Title: "Information
Processing in Biochemical Networks"
Salk
Abstract:
From the early days of information theory, biologists
have borrowed its ideas for the analysis of communication between living cells,
particularly within networks of nerve cells in the brain. Applications have included Barlow's theory of
redundancy reduction (whitening) for transmission of visual information through
the optic nerve, sparse representations of statistically typical visual stimuli
via information maximization, and investigation of "the nature of the
neuronal code" i.e whether sensory information
in the brain is carried only in the firing rates of neurons or also in the
timing of individual action potentials.
Nerve cells are but one class of cells that utilize
chemical signaling to receive and relay sensory information. From the immune system to the regulation of
tissue growth, biological cells rely on complex networks of biochemical
interactions to extract information about their environments and determine
responses to chemical messages. We have
begun the systematic analysis of an elementary biochemical signal-transduction
network viewed as a communications channel.

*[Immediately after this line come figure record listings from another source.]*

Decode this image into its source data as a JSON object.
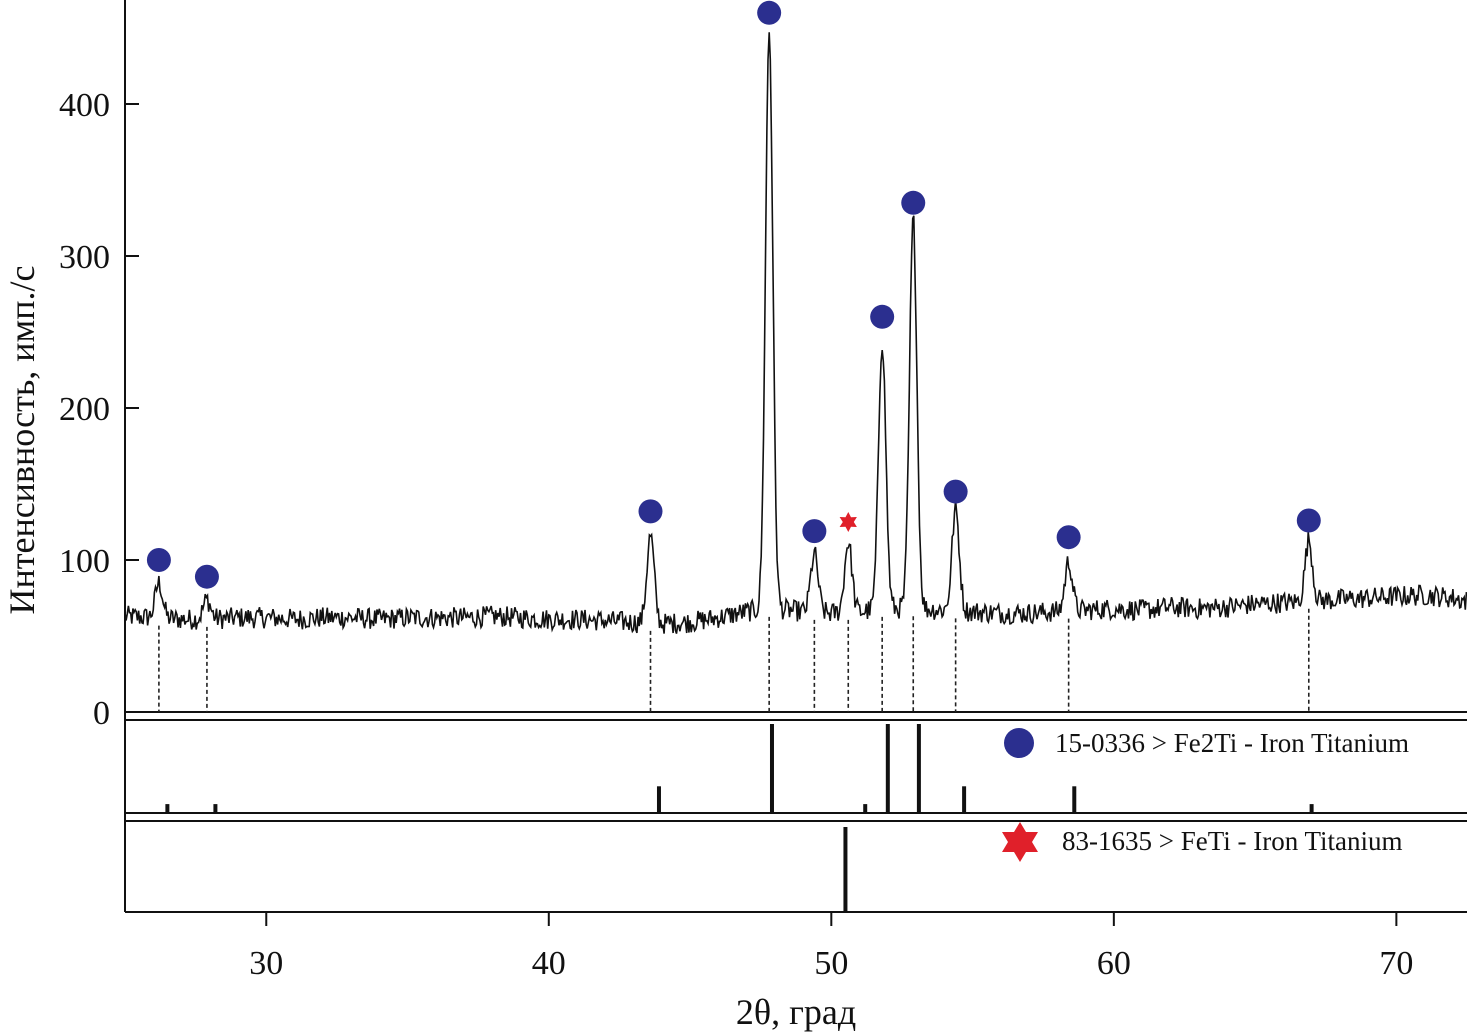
{
  "chart_data": {
    "type": "line",
    "xlabel": "2θ, град",
    "ylabel": "Интенсивность, имп./с",
    "xlim": [
      25,
      72.5
    ],
    "ylim": [
      0,
      460
    ],
    "x_ticks": [
      30,
      40,
      50,
      60,
      70
    ],
    "y_ticks": [
      0,
      100,
      200,
      300,
      400
    ],
    "grid": false,
    "legend_placement": "right, in reference panels",
    "colors": {
      "fe2ti_marker": "#2b2f8f",
      "feti_marker": "#e0202a",
      "line": "#111111"
    },
    "pattern": {
      "background": [
        [
          25,
          63
        ],
        [
          26,
          62
        ],
        [
          27,
          61
        ],
        [
          28,
          61
        ],
        [
          29,
          62
        ],
        [
          30,
          62
        ],
        [
          31,
          61
        ],
        [
          32,
          62
        ],
        [
          33,
          62
        ],
        [
          34,
          61
        ],
        [
          35,
          62
        ],
        [
          36,
          62
        ],
        [
          37,
          62
        ],
        [
          38,
          63
        ],
        [
          39,
          62
        ],
        [
          40,
          61
        ],
        [
          41,
          61
        ],
        [
          42,
          60
        ],
        [
          43,
          59
        ],
        [
          44,
          58
        ],
        [
          45,
          59
        ],
        [
          46,
          62
        ],
        [
          47,
          66
        ],
        [
          48,
          68
        ],
        [
          49,
          66
        ],
        [
          50,
          65
        ],
        [
          51,
          66
        ],
        [
          52,
          68
        ],
        [
          53,
          68
        ],
        [
          54,
          67
        ],
        [
          55,
          66
        ],
        [
          56,
          65
        ],
        [
          57,
          65
        ],
        [
          58,
          66
        ],
        [
          59,
          67
        ],
        [
          60,
          68
        ],
        [
          61,
          67
        ],
        [
          62,
          69
        ],
        [
          63,
          68
        ],
        [
          64,
          69
        ],
        [
          65,
          71
        ],
        [
          66,
          72
        ],
        [
          67,
          73
        ],
        [
          68,
          74
        ],
        [
          69,
          75
        ],
        [
          70,
          76
        ],
        [
          71,
          77
        ],
        [
          72,
          75
        ],
        [
          72.5,
          73
        ]
      ],
      "peaks": [
        {
          "x": 26.2,
          "y": 85
        },
        {
          "x": 27.9,
          "y": 74
        },
        {
          "x": 43.6,
          "y": 116
        },
        {
          "x": 47.8,
          "y": 448
        },
        {
          "x": 49.4,
          "y": 104
        },
        {
          "x": 50.6,
          "y": 112
        },
        {
          "x": 51.8,
          "y": 244
        },
        {
          "x": 52.9,
          "y": 324
        },
        {
          "x": 54.4,
          "y": 133
        },
        {
          "x": 58.4,
          "y": 99
        },
        {
          "x": 66.9,
          "y": 113
        }
      ]
    },
    "markers": [
      {
        "phase": "Fe2Ti",
        "x": 26.2,
        "y": 100
      },
      {
        "phase": "Fe2Ti",
        "x": 27.9,
        "y": 89
      },
      {
        "phase": "Fe2Ti",
        "x": 43.6,
        "y": 132
      },
      {
        "phase": "Fe2Ti",
        "x": 47.8,
        "y": 460
      },
      {
        "phase": "Fe2Ti",
        "x": 49.4,
        "y": 119
      },
      {
        "phase": "FeTi",
        "x": 50.6,
        "y": 125
      },
      {
        "phase": "Fe2Ti",
        "x": 51.8,
        "y": 260
      },
      {
        "phase": "Fe2Ti",
        "x": 52.9,
        "y": 335
      },
      {
        "phase": "Fe2Ti",
        "x": 54.4,
        "y": 145
      },
      {
        "phase": "Fe2Ti",
        "x": 58.4,
        "y": 115
      },
      {
        "phase": "Fe2Ti",
        "x": 66.9,
        "y": 126
      }
    ],
    "reference_patterns": [
      {
        "name": "15-0336 > Fe2Ti - Iron Titanium",
        "lines": [
          {
            "x": 26.5,
            "rel": 0.1
          },
          {
            "x": 28.2,
            "rel": 0.1
          },
          {
            "x": 43.9,
            "rel": 0.3
          },
          {
            "x": 47.9,
            "rel": 1.0
          },
          {
            "x": 51.2,
            "rel": 0.1
          },
          {
            "x": 52.0,
            "rel": 1.0
          },
          {
            "x": 53.1,
            "rel": 1.0
          },
          {
            "x": 54.7,
            "rel": 0.3
          },
          {
            "x": 58.6,
            "rel": 0.3
          },
          {
            "x": 67.0,
            "rel": 0.1
          }
        ]
      },
      {
        "name": "83-1635 > FeTi - Iron Titanium",
        "lines": [
          {
            "x": 50.5,
            "rel": 1.0
          }
        ]
      }
    ]
  }
}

Two fundamental processes limit the transmission of information via
chemical means. Chemical signals
typically reach their targets via diffusion.
Once in the vicinity of a cell equipped to receive it, a signaling
molecule binds to a receptor protein spanning the cell membrane. By repeatedly binding and unbinding to
signaling molecules the receptor can signal to the cell interior the local
concentration of signaling molecule.
Together, diffusion and the stochastic receptor-binding process
attenuate high-frequency signals, nonlinearly limit high-amplitude signals, and
introduce intrinsic non-Gaussian channel noise.
We describe the challenges in analysing this
system as a novel kind of nonlinear, nonGaussian
communications channel, and indicate some of our progress to date.